TASHKENT, Uzbekistan, March 20. Uzbekistan
revealed the sectoral structure of commercial bank lending, showing
a shift toward consumer and service-oriented segments, Trend reports via the Central
Bank of Uzbekistan.
According to the data, loans to individuals remained the
dominant driver of credit growth, rising by 23% to 221,935 billion
soums ($18.30 billion) as of February 1, 2026, and expanding their
share in total lending to 36%.
Strong growth was also recorded in agriculture, where lending
increased by 22% to 60,936 billion soums ($5.02 billion), and in
construction and logistics, both of which surged by 47% to 19,389
billion soums ($1.60 billion) and 6,099 billion soums ($0.50
billion), respectively. The data points to rising investment
activity in infrastructure and supply chains.

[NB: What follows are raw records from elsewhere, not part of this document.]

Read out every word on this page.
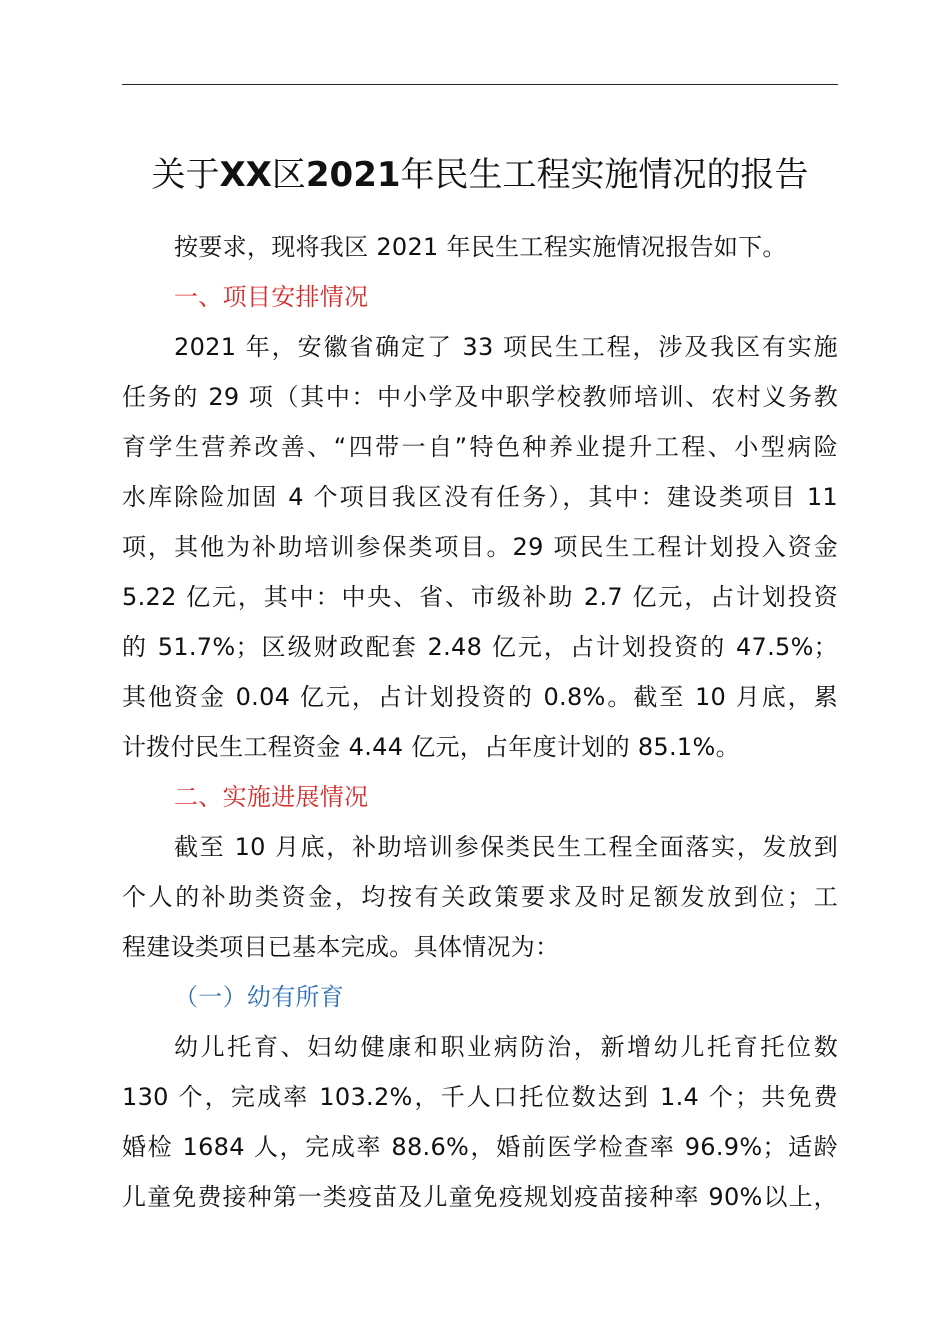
关于XX区2021年民生工程实施情况的报告
按要求，现将我区 2021 年民生工程实施情况报告如下。
一、项目安排情况
2021 年，安徽省确定了 33 项民生工程，涉及我区有实施
任务的 29 项（其中：中小学及中职学校教师培训、农村义务教
育学生营养改善、“四带一自”特色种养业提升工程、小型病险
水库除险加固 4 个项目我区没有任务），其中：建设类项目 11
项，其他为补助培训参保类项目。29 项民生工程计划投入资金
5.22 亿元，其中：中央、省、市级补助 2.7 亿元，占计划投资
的 51.7%；区级财政配套 2.48 亿元，占计划投资的 47.5%；
其他资金 0.04 亿元，占计划投资的 0.8%。截至 10 月底，累
计拨付民生工程资金 4.44 亿元，占年度计划的 85.1%。
二、实施进展情况
截至 10 月底，补助培训参保类民生工程全面落实，发放到
个人的补助类资金，均按有关政策要求及时足额发放到位；工
程建设类项目已基本完成。具体情况为：
（一）幼有所育
幼儿托育、妇幼健康和职业病防治，新增幼儿托育托位数
130 个，完成率 103.2%，千人口托位数达到 1.4 个；共免费
婚检 1684 人，完成率 88.6%，婚前医学检查率 96.9%；适龄
儿童免费接种第一类疫苗及儿童免疫规划疫苗接种率 90%以上，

In contrast, lending to industry declined by 6% to 143,739
billion soums ($11.85 billion), with its share dropping sharply
from 29% to 24%, highlighting a shift in credit allocation away
from the industrial sector. Housing and community services also
contracted, falling by 13%.
Other sectors expanded by 30%, while trade and public services
grew by 15%, and transport and communication showed marginal growth
of 3%, indicating uneven dynamics across the economy.
Meanwhile, total loans issued by commercial banks in Uzbekistan
reached 610,381 billion soums ($50.33 billion), marking a 14%
increase compared to the same period last year.